Adrian mengerutkan alis, lalu berbelok ke arah dapur. Dan di sanalah dia melihat pemandangan yang belum pernah muncul bahkan di mimpi buruk interior desainer mana pun.

Marigold Vale, berdiri di tengah dapur minimalis, sedang menyusun koleksi cangkir-cangkir berwarna dengan gambar kucing, bulan sabit, dan kutipan seperti “I make potions, not apologies” di rak atas. Di meja, satu cangkir dengan uap mengepul di atasnya, menguarkan aroma menenangkan.

“Apa yang… kau lakukan?” tanya Adrian datar.

Meri menoleh, senyumannya polos. “Mengklaim wilayah. Kau tahu, biar energinya lebih ‘hidup’. Dapurmu terlalu sunyi dan steril. Sedikit sentuhan sihir feminin bisa menyelamatkan suasana.”

Adrian menatap cangkir dengan gambar kucing mengenakan topi penyihir. Lalu menatap dapurnya yang kini terinvasi warna. Lalu Meri, dengan tatapan yang lebih sulit dibaca. “Sentuhan sihir feminin ini... akan menetap di sini?”

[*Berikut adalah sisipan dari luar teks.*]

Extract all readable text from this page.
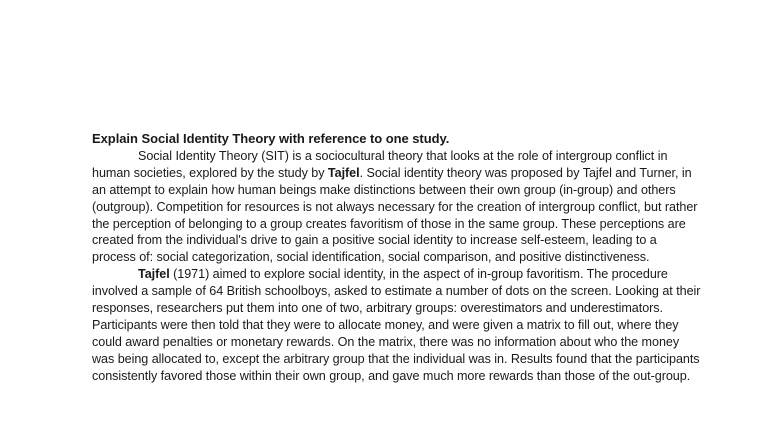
Explain Social Identity Theory with reference to one study.

Social Identity Theory (SIT) is a sociocultural theory that looks at the role of intergroup conflict in human societies, explored by the study by Tajfel. Social identity theory was proposed by Tajfel and Turner, in an attempt to explain how human beings make distinctions between their own group (in-group) and others (outgroup). Competition for resources is not always necessary for the creation of intergroup conflict, but rather the perception of belonging to a group creates favoritism of those in the same group. These perceptions are created from the individual's drive to gain a positive social identity to increase self-esteem, leading to a process of: social categorization, social identification, social comparison, and positive distinctiveness.

Tajfel (1971) aimed to explore social identity, in the aspect of in-group favoritism. The procedure involved a sample of 64 British schoolboys, asked to estimate a number of dots on the screen. Looking at their responses, researchers put them into one of two, arbitrary groups: overestimators and underestimators. Participants were then told that they were to allocate money, and were given a matrix to fill out, where they could award penalties or monetary rewards. On the matrix, there was no information about who the money was being allocated to, except the arbitrary group that the individual was in. Results found that the participants consistently favored those within their own group, and gave much more rewards than those of the out-group.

Meri mengangkat bahu. “Kita menikah, ingat? Klausul Zona Domestik bilang kamar kita masing-masing wilayah pribadi. Dapur? Wilayah netral. Artinya aku bebas mendekorasi.”

Dia mengambil cangkir yang sudah berisi teh herbal. "Kau mau?" Tanyanya, menawarkan dengan mata berbinar jahil.

Adrian tidak menjawab. Ia mendekat pelan, menatap cangkir koleksi Meri. “Aku akan membeli kabinet baru. Yang bisa dikunci.”

Meri hanya menyeringai, menikmati kekalahan kecil Adrian. Setelah menginvasi dapur dengan cangkir-cangkir kucingnya, Meri bersandar santai di meja dapur, menatap Adrian yang sedang menuang air putih ke gelas kaca bening.

“Kalau dapur udah aku klaim, sekarang tinggal satu hal penting,” ujar Meri sambil meregangkan bahunya. “Mana kamarku?”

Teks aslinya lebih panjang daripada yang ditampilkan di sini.